Enterprise applications belong to a vibrant ecosystem and consequently the data they generate is large and varied. Enterprises both benefit and suffer from this nature of applications and data. Whenever a new application is to be deployed in an enterprise which integrates with the other applications in the ecosystem, the pre-condition is a “expansive data definition with referential value” on day 1 to start integration. Traditionally, this approach to data integration involves identifying a target data structure, and force fitting data form all sources into it, to ensure a ‘seamless’ integration, nevermind the loss of data considered irrelevant.
Traditional Data warehouses use the following approach for data ingestion:
Ⅰ. Fixed target structure in which to ingest data
Ⅱ. Source data is transformed to fit into the target structure
Ⅲ. Any “alien” data is just ignored and dropped
Ⅳ. Unstructured data is sparingly allowed
Ⅴ. Reporting and analytics is run on top of this target structure
Ⅵ. Structure is reviewed periodically for change in definitions
So how do we absorb data without defining so that we can discover the structure and value of data on an ongoing basis?
Stream Based Data Integration
In real world, data gets collected or elicited through events (enterprise initiated or customer initiated). The data collection approach from transaction systems to analytical systems can follow a similar approach if event data can have a variable structure. This works better if data flows as streams from multiple sources. This approach is called as event based data modelling using data streams.
It provides the following benefits:
Ⅰ. Unit of integration is a data packet which contains a series of connected name-value pairs.
Ⅱ. Data packets flow into the data ingestion environment into one or more target streams. The packet is considered for processing on a stream if the minimum variables required for a stream are present in the packet.
Ⅲ. Each data packet can provide foundation information for multiple different events.

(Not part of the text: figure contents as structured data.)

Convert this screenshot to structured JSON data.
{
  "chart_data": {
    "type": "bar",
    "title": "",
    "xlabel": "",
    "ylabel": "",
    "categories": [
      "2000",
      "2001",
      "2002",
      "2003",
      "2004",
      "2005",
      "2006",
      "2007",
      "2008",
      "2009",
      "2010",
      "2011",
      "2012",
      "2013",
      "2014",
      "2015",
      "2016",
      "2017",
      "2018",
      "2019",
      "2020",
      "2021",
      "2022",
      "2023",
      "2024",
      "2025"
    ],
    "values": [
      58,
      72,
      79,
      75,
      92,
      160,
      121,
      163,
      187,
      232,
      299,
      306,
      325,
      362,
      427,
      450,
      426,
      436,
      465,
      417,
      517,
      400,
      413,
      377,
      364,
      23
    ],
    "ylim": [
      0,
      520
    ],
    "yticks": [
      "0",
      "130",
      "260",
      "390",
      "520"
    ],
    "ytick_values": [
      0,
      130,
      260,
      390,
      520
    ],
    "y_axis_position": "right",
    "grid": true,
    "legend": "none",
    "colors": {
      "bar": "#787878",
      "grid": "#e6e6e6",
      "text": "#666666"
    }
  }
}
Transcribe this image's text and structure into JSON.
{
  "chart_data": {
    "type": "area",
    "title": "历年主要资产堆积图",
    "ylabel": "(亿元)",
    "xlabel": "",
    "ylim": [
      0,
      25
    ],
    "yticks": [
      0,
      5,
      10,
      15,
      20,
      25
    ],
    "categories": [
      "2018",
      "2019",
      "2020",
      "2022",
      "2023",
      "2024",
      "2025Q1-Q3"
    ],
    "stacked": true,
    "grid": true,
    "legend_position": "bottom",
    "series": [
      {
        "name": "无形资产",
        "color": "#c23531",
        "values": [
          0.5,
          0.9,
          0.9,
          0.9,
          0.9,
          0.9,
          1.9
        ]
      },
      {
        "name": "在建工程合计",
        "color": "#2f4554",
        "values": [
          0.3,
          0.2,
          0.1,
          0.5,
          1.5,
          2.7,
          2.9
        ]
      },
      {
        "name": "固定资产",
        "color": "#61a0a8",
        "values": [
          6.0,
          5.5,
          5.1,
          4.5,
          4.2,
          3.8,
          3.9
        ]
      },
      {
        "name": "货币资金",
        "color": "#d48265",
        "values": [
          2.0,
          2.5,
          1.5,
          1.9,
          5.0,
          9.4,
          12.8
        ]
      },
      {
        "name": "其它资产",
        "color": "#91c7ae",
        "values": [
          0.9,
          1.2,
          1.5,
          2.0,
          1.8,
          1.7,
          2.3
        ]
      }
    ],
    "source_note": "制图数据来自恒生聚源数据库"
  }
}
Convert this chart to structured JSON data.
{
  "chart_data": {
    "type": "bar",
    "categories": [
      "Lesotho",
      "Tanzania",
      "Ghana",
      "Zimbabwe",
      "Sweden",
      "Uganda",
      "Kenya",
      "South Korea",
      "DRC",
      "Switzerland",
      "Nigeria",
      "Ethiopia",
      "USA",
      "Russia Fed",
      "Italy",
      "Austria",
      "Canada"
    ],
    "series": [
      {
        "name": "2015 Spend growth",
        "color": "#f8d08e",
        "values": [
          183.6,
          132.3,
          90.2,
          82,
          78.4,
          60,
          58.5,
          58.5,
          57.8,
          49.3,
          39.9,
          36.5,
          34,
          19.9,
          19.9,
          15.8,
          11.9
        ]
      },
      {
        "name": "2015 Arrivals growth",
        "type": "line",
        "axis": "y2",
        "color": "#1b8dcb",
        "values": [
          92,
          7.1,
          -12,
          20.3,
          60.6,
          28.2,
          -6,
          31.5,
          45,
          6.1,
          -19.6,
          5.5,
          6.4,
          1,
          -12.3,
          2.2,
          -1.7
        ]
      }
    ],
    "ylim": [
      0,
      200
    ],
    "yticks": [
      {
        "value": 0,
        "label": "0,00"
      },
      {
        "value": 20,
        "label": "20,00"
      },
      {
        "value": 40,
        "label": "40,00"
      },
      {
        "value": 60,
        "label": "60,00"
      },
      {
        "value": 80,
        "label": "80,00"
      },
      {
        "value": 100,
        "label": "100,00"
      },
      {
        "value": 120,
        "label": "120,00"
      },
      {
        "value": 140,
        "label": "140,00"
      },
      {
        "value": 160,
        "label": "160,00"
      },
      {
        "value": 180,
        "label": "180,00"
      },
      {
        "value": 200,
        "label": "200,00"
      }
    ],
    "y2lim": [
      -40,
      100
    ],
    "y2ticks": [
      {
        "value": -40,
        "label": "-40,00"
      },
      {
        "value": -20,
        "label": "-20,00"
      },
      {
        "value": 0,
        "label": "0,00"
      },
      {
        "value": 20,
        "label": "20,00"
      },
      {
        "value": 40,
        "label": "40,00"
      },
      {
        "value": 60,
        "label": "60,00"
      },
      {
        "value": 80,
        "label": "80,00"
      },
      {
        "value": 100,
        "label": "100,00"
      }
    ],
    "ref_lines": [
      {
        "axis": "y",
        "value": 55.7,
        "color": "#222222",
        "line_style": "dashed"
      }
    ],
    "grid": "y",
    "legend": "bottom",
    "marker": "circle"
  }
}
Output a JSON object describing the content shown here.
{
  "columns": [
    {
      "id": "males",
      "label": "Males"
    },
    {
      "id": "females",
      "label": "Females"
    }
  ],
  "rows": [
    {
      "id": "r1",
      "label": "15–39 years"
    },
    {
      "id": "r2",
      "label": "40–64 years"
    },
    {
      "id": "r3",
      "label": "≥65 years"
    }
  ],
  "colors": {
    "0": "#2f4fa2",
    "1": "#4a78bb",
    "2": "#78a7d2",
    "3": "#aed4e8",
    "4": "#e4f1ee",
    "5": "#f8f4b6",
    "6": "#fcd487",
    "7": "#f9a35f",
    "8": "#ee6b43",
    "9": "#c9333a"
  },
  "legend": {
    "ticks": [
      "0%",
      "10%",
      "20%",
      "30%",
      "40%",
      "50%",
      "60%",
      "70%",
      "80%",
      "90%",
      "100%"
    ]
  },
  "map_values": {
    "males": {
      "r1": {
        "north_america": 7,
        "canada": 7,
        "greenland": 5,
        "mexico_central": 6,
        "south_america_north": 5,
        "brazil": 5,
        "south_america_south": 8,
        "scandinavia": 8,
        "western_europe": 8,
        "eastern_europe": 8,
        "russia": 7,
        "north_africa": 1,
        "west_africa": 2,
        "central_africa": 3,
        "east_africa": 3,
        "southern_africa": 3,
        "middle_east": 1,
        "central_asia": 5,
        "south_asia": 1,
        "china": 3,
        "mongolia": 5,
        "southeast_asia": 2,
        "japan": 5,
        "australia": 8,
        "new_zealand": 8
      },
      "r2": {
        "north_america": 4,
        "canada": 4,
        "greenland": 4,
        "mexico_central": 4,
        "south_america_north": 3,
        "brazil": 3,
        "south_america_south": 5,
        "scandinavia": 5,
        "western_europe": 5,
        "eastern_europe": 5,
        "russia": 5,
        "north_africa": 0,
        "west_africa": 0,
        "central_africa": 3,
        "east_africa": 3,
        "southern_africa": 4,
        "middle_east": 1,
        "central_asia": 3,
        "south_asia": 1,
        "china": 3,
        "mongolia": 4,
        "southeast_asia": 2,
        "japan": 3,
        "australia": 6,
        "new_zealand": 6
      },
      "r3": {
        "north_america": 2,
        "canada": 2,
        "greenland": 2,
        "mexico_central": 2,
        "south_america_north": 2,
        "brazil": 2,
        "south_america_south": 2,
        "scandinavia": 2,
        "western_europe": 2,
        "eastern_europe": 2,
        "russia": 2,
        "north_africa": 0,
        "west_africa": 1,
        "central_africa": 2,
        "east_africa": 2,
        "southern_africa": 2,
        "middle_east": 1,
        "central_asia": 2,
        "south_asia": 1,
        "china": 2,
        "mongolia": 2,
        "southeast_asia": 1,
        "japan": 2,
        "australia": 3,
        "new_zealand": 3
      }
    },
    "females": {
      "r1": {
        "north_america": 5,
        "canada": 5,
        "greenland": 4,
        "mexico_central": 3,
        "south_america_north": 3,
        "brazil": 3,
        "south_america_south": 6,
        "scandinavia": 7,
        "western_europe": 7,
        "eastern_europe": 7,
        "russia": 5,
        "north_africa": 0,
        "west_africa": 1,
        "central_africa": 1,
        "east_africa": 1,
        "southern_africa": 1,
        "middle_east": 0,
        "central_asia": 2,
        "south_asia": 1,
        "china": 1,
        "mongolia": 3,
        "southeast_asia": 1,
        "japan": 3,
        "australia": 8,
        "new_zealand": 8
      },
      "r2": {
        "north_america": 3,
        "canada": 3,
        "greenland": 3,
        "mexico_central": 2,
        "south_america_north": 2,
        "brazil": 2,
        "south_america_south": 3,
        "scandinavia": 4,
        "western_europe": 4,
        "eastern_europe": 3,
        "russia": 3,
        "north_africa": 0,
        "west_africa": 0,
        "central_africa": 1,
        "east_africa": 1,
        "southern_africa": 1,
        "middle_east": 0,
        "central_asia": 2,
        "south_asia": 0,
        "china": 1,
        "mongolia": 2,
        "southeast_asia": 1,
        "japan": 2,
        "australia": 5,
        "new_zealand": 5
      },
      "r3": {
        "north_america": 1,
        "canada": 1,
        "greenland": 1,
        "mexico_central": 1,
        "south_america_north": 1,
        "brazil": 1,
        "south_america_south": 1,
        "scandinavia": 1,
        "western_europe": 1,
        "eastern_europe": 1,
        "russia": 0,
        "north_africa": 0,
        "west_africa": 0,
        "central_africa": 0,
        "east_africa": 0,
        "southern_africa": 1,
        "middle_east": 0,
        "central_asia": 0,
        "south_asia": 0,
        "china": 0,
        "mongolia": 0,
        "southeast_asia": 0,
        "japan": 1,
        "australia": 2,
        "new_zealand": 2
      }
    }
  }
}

Ⅳ. The data gets stored as events and data for the same event can be provided incrementally
Ⅴ. The variables in a packet which are not known to the data ingestion environment are not ignored or dropped. They are retained at all events that are identified from the data packet
Ⅵ. Since events are real world concepts they form an excellent foundation for analytical models targeted towards behavioral outcomes.
Ⅶ. Data ingestion can start very quickly with conformance to minimum set of variables required per stream.
Ⅷ. Adjunct variables can be discovered after ingestion and used for analytical value
Ⅸ. Works very well with the real-time paradigm in which the businesses of today compete
In consumer-based enterprise businesses where relationships are long term and are influenced by experience the following streams are essential:
These streams abstract the natural structures of the processes that govern the operations of the business. And to top it all it can be kick started quickly and improved upon on an ongoing basis.
Advantages of Stream Based Integration
Following are some of the technical advantages of stream based integration
★ Real-time integration
o Enterprise environments with ESB can easily connect in real-time to the web service end-point of the related stream
o Applications which can call web-services can also connect at real-time
★ Batch based upload
o Data which is available after EOD processes or is available from external systems as flat files can also integrate on streams
★ Legacy application integration
o Legacy applications which allow connectivity via Message Queues or flat files can also integrate in a stream based environment
★ Cloud Technologies
o Applications like Salesforce hosted on cloud can be connected to via Native API or integration APIs like MuleSoft by using adapters.
Stream based approach to data integration preserves the sanctity of data through its lifecycle.